University of Tasmania, Australia

It is now recognised that the brain, rather than being static after childhood, is constantly adapting itself to changing conditions throughout adulthood and during physiological ageing. This neuroplasticity is believed to derive mainly from changes in synaptic transmission between neurons. There has been much recent interest in whether specific cognitive and motor skill training programs can promote neuroplasticity to slow, or even reverse, functional decline associated with ageing and promote recovery of function following brain damage. rTMS is a non-invasive method of modulating brain function, and involves applying complex pulse trains of magnetic fields through the skull. The rationale behind this project is that in vivo mouse experiments (to directly image changes in synaptic plasticity) in conjunction with tightly controlled human studies (testing effects of rTMS on motor learning tasks) will provide valuable new information that will inform clinical practice. A systematic program of translational research combining, for the first time in this field, psychologists and neuroscientists, will investigate the neurophysiological and neurobiological basis of an intervention that is being increasingly used to improve motor function in both healthy and compromised (e.g. disease/stroke) populations.

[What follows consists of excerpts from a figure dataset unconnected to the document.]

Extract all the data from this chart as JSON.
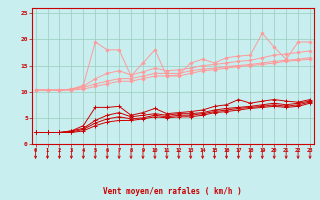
{
  "x": [
    0,
    1,
    2,
    3,
    4,
    5,
    6,
    7,
    8,
    9,
    10,
    11,
    12,
    13,
    14,
    15,
    16,
    17,
    18,
    19,
    20,
    21,
    22,
    23
  ],
  "lines_salmon": [
    [
      10.3,
      10.3,
      10.3,
      10.5,
      11.2,
      19.5,
      18.0,
      18.0,
      13.0,
      15.5,
      18.0,
      13.0,
      13.2,
      15.5,
      16.2,
      15.5,
      16.5,
      16.8,
      17.0,
      21.2,
      18.5,
      16.2,
      19.5,
      19.5
    ],
    [
      10.3,
      10.3,
      10.3,
      10.5,
      11.0,
      12.5,
      13.5,
      14.0,
      13.2,
      13.8,
      14.5,
      14.0,
      14.2,
      14.5,
      15.0,
      15.2,
      15.5,
      15.8,
      16.0,
      16.5,
      17.0,
      17.2,
      17.5,
      17.8
    ],
    [
      10.3,
      10.3,
      10.3,
      10.4,
      10.8,
      11.5,
      12.0,
      12.5,
      12.5,
      13.0,
      13.5,
      13.5,
      13.5,
      14.0,
      14.3,
      14.5,
      14.8,
      15.0,
      15.2,
      15.5,
      15.8,
      16.0,
      16.2,
      16.5
    ],
    [
      10.3,
      10.3,
      10.3,
      10.3,
      10.5,
      11.0,
      11.5,
      12.0,
      12.0,
      12.5,
      13.0,
      13.0,
      13.0,
      13.5,
      14.0,
      14.2,
      14.5,
      14.8,
      15.0,
      15.2,
      15.5,
      15.8,
      16.0,
      16.2
    ]
  ],
  "lines_red": [
    [
      2.2,
      2.2,
      2.2,
      2.5,
      3.5,
      7.0,
      7.0,
      7.2,
      5.5,
      6.0,
      6.8,
      5.8,
      6.0,
      6.2,
      6.5,
      7.2,
      7.5,
      8.5,
      7.8,
      8.2,
      8.5,
      8.2,
      8.0,
      8.5
    ],
    [
      2.2,
      2.2,
      2.2,
      2.5,
      3.0,
      4.5,
      5.5,
      6.0,
      5.2,
      5.5,
      5.8,
      5.5,
      5.8,
      5.8,
      6.0,
      6.5,
      6.8,
      7.0,
      7.2,
      7.5,
      7.8,
      7.5,
      7.8,
      8.2
    ],
    [
      2.2,
      2.2,
      2.2,
      2.3,
      2.8,
      4.0,
      4.8,
      5.2,
      4.8,
      5.0,
      5.5,
      5.2,
      5.5,
      5.5,
      5.8,
      6.2,
      6.5,
      6.8,
      7.0,
      7.2,
      7.5,
      7.2,
      7.5,
      8.0
    ],
    [
      2.2,
      2.2,
      2.2,
      2.2,
      2.5,
      3.5,
      4.2,
      4.5,
      4.5,
      4.8,
      5.2,
      5.0,
      5.2,
      5.2,
      5.5,
      6.0,
      6.2,
      6.5,
      6.8,
      7.0,
      7.2,
      7.0,
      7.2,
      7.8
    ]
  ],
  "color_salmon": "#FF9999",
  "color_red": "#CC0000",
  "bg_color": "#C8EEF0",
  "grid_color": "#99CCBB",
  "xlabel": "Vent moyen/en rafales ( km/h )",
  "yticks": [
    0,
    5,
    10,
    15,
    20,
    25
  ],
  "xticks": [
    0,
    1,
    2,
    3,
    4,
    5,
    6,
    7,
    8,
    9,
    10,
    11,
    12,
    13,
    14,
    15,
    16,
    17,
    18,
    19,
    20,
    21,
    22,
    23
  ],
  "ylim": [
    0,
    26
  ],
  "xlim": [
    -0.3,
    23.3
  ]
}
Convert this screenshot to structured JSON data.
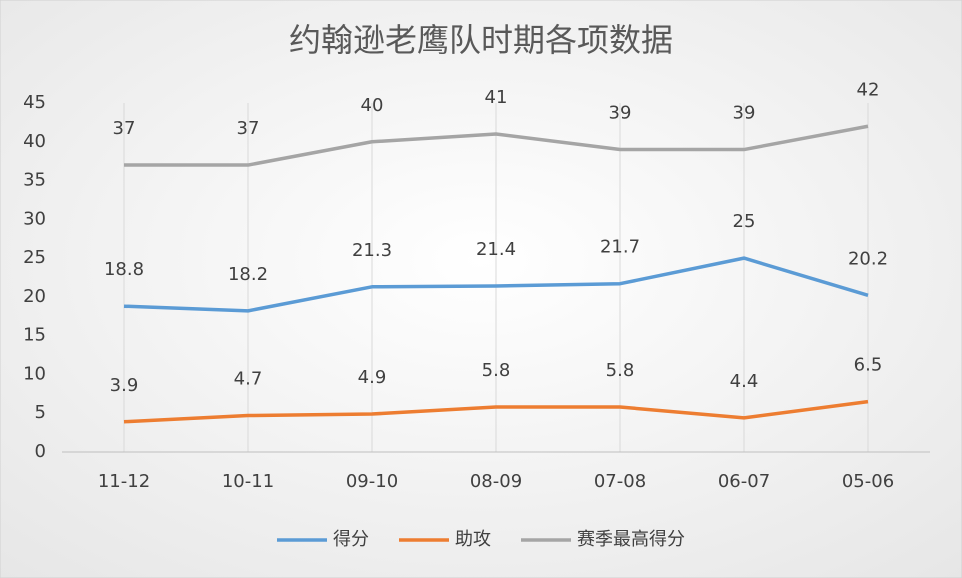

It has recently been established that motor learning in mice (as they master a new task) changes synaptic density in the primary motor cortex. While it is not possible to directly image synaptic plasticity in humans, we can implant glass windows in the cranium of transgenic mice expressing fluorescent reporter genes in neurons. We can then use two-photon laser scanning microscopy to repeatedly image the neuroplastic changes in the synapses of live mice. We train the mice in a variety of motor learning tasks, and apply rTMS to test whether this modulates task performance. Parallel studies with our colleagues in the School of Psychology at UTAS are testing rTMS protocols on equivalent motor learning tasks in human volunteers, and these two experimental streams inform each other bi-directionally. Additionally, once we have gathered data from these experiments, we will move on to test what differences exist in neuroplasticity in the motor cortex of aged mice. This will give crucial insight into the known loss of neuroplasticity which occurs during the normal ageing process, as well as in dementia.